1) The application you are trying to run is for the much older Mac OS systems. (version 8.x - 9.x)
Some of the earlier PowerPC Macs allowed you to run the classic OS but it has long since disappeared. 
You still have the option to run these applications if you need/want to using and emulator like Sheepsaver http://sheepshaver.cebix.net/

2) Yes you can do it.


----------



## neonsheild (Jun 5, 2011)

ok thats what I thought for the classic environment, but the thing is though that my brother was able to run the application on his computer (iMac from 2008 running 10.6.7), but it won't run on my MBP running 10.6.8 or 10.7


----------



## Headrush (Feb 9, 2005)

neonsheild said:


> the thing is though that my brother was able to run the application on his computer (iMac from 2008 running 10.6.7), but it won't run on my MBP running 10.6.8 or 10.7


Sure it was the exact same version? (not a later version for PowerPC Macs.)

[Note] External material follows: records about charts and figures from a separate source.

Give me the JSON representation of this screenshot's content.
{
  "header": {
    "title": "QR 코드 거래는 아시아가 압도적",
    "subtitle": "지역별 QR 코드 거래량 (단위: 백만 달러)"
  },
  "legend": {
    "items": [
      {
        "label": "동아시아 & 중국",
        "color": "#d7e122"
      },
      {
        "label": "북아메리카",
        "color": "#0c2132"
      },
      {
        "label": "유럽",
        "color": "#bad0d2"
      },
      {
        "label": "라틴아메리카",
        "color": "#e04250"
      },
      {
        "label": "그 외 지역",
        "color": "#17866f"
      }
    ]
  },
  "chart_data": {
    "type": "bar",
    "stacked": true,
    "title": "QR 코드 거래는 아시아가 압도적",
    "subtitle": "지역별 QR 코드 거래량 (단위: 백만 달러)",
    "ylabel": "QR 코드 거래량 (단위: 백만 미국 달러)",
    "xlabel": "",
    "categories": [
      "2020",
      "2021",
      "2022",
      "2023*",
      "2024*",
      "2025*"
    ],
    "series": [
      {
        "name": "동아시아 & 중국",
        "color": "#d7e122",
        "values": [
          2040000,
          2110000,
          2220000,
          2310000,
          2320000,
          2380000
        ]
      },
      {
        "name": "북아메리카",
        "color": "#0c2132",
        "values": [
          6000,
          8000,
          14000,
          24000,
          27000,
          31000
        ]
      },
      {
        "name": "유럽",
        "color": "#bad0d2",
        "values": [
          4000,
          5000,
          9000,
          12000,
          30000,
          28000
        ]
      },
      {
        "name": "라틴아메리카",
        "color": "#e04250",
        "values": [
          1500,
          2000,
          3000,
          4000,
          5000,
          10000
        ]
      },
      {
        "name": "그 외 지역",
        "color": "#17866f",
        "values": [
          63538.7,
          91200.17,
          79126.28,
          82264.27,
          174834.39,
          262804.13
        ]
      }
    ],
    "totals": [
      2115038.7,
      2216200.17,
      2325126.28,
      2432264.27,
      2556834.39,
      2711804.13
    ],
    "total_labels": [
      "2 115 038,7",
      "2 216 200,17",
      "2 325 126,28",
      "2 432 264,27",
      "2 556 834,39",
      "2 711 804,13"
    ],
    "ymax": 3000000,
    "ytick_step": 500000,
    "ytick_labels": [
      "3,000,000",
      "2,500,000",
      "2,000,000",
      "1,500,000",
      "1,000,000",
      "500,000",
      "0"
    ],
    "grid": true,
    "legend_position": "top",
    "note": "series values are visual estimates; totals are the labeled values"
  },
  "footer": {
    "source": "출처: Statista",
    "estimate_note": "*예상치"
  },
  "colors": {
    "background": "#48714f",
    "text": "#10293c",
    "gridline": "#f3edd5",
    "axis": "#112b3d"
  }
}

On OS X versions < 10.7 you can install Rosetta and run PowerPC based OS X apps.


----------



## neonsheild (Jun 5, 2011)

yeah it was the same version, and neither of us have Rosetta installed....


----------



## Headrush (Feb 9, 2005)

neonsheild said:


> the thing is though that my brother was able to run the application on his computer (iMac from 2008 running 10.6.7), but it won't run on my MBP running 10.6.8 or 10.7





neonsheild said:


> yeah it was the same version, and neither of us have Rosetta installed....


I don't know what to tell you since Intel Macs can't run Classic Environment and that is the type of Mac you both have.

Can you say what the app is or have a link to it?

There is a chance that your app bundle is corrupted some how. Can you re-download or re-copy the application from somewhere? (online or a backup)
If you can't do that, at the very least you can run Disk Utility in the /Applications/Utilities folder and choose Repair Permissions.


----------